Да, всё так и приключилось: будто в зеркальце чудесное повиделось.
…Константиново – сельцо неказистое, вытянувшееся в ленту, избёнки чаще ветхие, в два-три оконца, ушедшие в землю, с завалинками от грядущей зимы. Видно, что из государственной мошны скудно перепадало в этот достославный край, откуда вышла национальная гордость, и сердешный народ перемогался кой-как из лиха да в нужду. Ветер-сиверик усилился, шерстил опустевшие поля, поросшие будыльём, пробивал селеньице насквозь, проверял гульбище на выносливость. Улицы уставлены столами со снедью и водками: наваливайся – не хочу, только денежки гони, выворачивай изнанкою карман. Народ плясал, пел и пил, иные спрятались по ямам вдоль крутого берега по-над Окою; кто-то рвал гармошку, кто щипал гитарные струны, иной выкидывал коленце, норовя завалиться на щетинистую землю, щекастые бабы, сиреневея набитыми холодом лицами, водили хороводы, выкрикивали частушки в тусклое небо, сулящее дождя. Внизу текла Ока, строгая, свинцовая. Пустынно-нагая меж крутых изветренных берегов. Ветер гнал к берегу волны, срывал с гребней ошмётки пены, выстеливая поречные пески.
Я растерялся, запахиваясь в пальто. Наверное, я ждал чего-то иного и увиденная картина никак не связывалась с моим представлением праздника, с тем радостным чувство, с каким я отплывал от родных берегов. Мне, наверное, хотелось видеть простору в гульбе, когда бы на травяном цветущем лугу под распогодившимся солнцем расцвел бы русский человек во всей красоте и удали, показал бы себя во всём великолепии.

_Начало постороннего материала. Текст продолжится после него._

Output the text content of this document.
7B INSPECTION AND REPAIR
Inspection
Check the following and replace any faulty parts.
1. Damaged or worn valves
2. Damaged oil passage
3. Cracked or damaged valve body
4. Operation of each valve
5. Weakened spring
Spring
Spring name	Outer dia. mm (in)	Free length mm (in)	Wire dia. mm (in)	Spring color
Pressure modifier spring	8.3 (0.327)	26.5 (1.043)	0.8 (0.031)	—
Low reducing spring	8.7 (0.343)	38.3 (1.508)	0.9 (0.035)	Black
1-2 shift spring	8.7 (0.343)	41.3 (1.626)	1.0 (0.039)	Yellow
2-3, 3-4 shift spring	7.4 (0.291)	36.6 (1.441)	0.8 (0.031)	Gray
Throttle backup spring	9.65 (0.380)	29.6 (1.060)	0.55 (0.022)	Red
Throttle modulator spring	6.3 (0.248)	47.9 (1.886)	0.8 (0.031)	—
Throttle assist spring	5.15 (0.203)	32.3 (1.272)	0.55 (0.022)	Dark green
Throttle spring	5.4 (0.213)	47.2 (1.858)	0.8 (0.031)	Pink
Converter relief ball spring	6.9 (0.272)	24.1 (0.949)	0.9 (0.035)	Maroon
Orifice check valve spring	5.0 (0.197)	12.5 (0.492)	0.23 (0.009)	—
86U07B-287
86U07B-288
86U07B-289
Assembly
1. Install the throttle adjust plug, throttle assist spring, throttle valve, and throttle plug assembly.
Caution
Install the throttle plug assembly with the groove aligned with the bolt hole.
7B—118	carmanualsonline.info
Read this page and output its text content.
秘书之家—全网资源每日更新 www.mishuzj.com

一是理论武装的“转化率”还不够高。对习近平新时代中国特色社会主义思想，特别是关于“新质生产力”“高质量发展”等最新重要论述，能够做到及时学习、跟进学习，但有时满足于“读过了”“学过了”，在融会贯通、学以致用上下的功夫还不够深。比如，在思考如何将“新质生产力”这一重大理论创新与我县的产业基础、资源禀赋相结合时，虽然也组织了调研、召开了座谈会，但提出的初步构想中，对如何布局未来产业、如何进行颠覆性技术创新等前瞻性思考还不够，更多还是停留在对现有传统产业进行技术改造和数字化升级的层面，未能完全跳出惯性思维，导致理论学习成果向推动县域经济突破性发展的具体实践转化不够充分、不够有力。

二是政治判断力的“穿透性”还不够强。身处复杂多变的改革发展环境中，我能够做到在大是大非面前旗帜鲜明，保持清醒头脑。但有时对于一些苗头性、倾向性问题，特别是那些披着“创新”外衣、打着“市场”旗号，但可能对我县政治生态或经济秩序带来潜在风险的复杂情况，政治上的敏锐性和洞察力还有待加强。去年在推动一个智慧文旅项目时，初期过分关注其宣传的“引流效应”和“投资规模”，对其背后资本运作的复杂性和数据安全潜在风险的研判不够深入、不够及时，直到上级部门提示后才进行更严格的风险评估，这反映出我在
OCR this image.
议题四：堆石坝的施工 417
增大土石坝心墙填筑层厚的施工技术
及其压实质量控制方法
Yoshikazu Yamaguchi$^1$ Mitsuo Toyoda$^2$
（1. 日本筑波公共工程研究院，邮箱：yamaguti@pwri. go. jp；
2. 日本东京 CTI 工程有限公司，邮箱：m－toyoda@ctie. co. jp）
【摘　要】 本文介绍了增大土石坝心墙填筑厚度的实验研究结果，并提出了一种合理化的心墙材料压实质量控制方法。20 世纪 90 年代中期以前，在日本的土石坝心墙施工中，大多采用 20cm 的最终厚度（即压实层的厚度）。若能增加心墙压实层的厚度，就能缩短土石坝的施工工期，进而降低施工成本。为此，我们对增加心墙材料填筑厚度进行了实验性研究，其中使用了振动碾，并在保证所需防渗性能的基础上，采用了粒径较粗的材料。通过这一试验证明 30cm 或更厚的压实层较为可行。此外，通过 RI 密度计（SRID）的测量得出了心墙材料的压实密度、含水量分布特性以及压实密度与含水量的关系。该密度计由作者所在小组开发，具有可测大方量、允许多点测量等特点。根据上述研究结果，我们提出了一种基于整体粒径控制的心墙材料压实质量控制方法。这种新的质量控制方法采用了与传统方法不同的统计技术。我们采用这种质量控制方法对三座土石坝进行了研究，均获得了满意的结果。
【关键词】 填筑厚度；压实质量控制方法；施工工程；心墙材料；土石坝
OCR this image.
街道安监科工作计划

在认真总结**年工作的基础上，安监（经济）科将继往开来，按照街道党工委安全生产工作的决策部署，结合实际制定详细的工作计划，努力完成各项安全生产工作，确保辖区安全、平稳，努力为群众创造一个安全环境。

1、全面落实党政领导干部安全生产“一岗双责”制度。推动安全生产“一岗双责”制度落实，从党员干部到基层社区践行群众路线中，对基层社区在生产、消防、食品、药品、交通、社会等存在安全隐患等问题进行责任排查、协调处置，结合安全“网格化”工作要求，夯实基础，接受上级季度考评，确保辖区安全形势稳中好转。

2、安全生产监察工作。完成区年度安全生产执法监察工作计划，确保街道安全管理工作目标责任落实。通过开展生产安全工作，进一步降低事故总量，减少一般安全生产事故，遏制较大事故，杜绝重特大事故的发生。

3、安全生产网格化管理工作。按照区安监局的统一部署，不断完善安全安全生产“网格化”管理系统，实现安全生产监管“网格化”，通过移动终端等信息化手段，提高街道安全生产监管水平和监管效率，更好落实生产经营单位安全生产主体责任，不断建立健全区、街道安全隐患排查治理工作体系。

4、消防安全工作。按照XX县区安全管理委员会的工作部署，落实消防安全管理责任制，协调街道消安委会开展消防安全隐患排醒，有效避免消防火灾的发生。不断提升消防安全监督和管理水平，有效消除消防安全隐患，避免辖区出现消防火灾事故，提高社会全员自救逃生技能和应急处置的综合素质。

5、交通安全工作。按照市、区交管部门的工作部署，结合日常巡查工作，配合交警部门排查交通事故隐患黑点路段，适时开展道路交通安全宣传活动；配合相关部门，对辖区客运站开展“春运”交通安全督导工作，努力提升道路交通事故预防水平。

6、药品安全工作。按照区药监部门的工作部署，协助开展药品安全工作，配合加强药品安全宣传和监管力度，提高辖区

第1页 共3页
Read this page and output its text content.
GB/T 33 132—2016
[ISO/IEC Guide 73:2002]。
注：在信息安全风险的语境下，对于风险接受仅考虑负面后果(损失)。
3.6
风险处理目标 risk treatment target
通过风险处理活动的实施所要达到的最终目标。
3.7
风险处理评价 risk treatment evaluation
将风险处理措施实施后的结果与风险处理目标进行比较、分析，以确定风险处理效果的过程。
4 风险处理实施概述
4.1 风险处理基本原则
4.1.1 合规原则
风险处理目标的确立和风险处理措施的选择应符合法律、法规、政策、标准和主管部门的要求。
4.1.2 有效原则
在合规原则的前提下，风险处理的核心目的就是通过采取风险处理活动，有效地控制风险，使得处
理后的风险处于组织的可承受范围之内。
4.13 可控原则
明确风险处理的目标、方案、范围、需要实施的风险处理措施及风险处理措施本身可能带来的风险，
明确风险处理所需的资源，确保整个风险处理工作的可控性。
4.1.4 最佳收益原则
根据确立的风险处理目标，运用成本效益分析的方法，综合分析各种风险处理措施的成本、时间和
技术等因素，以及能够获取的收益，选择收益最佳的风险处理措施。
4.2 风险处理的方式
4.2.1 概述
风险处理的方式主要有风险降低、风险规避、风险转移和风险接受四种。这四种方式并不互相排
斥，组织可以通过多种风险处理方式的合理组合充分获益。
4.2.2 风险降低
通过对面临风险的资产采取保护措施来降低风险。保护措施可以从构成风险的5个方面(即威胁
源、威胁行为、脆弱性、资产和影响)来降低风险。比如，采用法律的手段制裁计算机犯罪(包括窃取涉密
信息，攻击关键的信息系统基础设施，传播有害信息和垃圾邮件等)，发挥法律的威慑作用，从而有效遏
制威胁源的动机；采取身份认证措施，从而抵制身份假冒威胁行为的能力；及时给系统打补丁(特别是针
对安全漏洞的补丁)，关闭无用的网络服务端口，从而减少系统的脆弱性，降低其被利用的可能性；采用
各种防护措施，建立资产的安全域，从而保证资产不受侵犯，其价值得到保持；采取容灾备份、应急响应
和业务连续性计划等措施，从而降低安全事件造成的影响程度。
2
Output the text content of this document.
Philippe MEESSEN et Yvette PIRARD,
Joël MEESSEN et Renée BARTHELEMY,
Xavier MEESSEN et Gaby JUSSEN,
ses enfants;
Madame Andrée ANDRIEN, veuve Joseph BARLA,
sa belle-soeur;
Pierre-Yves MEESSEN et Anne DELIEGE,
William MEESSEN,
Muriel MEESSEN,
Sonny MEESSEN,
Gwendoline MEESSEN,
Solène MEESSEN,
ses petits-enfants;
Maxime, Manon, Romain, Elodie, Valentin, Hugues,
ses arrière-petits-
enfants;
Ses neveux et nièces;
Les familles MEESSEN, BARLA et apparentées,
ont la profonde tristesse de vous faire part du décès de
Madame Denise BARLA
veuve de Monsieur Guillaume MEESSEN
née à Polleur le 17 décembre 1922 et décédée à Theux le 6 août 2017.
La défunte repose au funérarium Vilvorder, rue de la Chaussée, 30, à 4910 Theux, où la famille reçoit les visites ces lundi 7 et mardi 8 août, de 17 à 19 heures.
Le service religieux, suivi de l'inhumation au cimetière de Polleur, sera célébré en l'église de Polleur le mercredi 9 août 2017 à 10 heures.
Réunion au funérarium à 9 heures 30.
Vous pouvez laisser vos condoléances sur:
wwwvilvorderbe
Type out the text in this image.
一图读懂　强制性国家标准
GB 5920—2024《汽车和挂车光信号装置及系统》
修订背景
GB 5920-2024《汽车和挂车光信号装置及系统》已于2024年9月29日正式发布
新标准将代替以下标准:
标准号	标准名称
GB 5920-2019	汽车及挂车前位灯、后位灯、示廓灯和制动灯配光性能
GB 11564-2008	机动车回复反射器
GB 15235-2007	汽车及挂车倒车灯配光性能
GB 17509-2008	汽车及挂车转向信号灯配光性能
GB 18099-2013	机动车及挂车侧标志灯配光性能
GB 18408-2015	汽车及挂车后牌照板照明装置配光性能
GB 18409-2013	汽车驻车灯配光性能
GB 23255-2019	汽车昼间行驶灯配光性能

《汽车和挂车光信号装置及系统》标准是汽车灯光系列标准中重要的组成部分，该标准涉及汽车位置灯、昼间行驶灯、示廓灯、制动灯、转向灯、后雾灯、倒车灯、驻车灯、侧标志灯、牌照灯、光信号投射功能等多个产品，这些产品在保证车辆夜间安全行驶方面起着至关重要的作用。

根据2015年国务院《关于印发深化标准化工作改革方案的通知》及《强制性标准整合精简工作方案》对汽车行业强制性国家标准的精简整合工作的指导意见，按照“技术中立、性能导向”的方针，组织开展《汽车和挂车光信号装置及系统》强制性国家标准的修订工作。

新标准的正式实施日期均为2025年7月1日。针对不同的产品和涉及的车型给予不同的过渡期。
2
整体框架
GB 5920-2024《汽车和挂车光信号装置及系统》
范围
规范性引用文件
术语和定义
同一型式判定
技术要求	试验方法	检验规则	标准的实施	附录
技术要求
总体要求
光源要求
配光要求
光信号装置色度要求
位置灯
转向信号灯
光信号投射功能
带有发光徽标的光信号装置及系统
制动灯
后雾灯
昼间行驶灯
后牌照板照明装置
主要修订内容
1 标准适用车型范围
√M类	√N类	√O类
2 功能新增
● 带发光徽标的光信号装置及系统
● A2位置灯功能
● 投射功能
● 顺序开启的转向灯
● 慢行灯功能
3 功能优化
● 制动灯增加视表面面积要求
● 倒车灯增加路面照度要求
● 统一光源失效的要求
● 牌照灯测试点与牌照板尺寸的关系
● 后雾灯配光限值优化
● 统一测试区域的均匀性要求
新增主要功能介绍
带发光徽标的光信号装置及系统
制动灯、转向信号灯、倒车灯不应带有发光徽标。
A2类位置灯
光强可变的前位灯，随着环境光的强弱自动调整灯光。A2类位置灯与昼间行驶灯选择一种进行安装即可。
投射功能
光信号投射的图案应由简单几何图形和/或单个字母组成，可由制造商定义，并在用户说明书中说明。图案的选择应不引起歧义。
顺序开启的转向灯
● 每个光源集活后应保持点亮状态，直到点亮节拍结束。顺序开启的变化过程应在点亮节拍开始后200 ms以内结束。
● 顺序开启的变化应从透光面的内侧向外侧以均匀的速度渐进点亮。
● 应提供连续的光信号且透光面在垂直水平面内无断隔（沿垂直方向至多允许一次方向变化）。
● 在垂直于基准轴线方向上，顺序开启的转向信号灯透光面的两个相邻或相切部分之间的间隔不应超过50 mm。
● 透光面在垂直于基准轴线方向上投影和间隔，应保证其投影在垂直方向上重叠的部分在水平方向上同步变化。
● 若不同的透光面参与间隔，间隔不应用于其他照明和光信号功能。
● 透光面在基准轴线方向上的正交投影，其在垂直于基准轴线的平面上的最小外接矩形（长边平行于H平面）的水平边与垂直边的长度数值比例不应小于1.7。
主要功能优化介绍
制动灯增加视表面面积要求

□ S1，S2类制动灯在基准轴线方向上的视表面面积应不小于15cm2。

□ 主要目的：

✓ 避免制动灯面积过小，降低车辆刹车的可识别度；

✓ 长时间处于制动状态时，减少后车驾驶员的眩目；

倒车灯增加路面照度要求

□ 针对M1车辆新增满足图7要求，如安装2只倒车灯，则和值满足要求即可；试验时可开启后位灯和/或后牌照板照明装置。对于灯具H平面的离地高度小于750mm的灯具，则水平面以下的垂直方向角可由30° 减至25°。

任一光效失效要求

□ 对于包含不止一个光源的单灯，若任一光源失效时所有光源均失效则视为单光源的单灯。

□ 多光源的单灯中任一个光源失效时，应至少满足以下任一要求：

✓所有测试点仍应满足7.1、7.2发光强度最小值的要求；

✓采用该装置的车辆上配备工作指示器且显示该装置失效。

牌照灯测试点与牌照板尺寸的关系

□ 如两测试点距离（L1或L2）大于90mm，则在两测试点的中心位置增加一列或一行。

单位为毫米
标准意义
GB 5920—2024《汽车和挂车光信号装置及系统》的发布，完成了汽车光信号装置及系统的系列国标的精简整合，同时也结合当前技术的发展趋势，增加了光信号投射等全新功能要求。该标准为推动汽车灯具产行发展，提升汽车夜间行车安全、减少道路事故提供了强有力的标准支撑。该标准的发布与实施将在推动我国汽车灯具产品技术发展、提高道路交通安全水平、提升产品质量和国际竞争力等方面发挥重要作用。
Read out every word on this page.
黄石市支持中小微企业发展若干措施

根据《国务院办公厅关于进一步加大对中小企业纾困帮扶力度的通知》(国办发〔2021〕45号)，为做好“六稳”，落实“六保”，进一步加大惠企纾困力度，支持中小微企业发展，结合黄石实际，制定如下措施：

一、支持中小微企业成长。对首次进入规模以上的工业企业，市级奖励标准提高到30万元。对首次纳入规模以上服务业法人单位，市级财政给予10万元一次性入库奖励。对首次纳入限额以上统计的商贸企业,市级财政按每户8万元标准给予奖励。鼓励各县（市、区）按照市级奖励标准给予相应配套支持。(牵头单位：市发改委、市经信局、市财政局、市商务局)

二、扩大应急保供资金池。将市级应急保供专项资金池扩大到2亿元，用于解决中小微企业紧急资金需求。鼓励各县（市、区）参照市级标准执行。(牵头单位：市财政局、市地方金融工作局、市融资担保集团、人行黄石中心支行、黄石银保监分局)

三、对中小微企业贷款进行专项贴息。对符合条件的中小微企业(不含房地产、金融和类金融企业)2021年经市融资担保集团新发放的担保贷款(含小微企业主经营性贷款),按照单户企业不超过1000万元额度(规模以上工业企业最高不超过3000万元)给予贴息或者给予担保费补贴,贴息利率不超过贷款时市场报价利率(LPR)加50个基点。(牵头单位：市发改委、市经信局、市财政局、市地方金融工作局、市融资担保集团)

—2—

А тут, зажатый улочками, низкими невзрачными изобками, пробитый пронизывающим ветром, закусывающий гулебщик тёк бездельным ручьём, порою иссыхающим меж заулков и вновь наливающимся силою, то расплетаясь в косицы, то вновь собираясь в глазеющую, уже хмельную толпу.
А где же писатели, столичные штучки, где их песенно-поэтический накал, будоражащий и самое опустелое сердце? Да вон вышагивает в изрядном подпитии знакомый поэт Геннадий Космынин, занимая собою всю улицу, такой ражий "дитына" уродился. Он багровел лобастым лицом, пушил усы, как Тарас Бульба, и непогодь была ему нипочём; он был радостен в себе, и взгляд его светился, как раскалённое угольё. Он выкрикивал стихи Есенина и жил в празднике, как рыба в Оке. Ах, счастливый человек, умеющий уноровить себя в любых обстоятельствах. (Откуда знать было мне, что очень скоро заведётся у него хворь, вулканчик на спине, и выпьет богатыря до прозрачных косточек).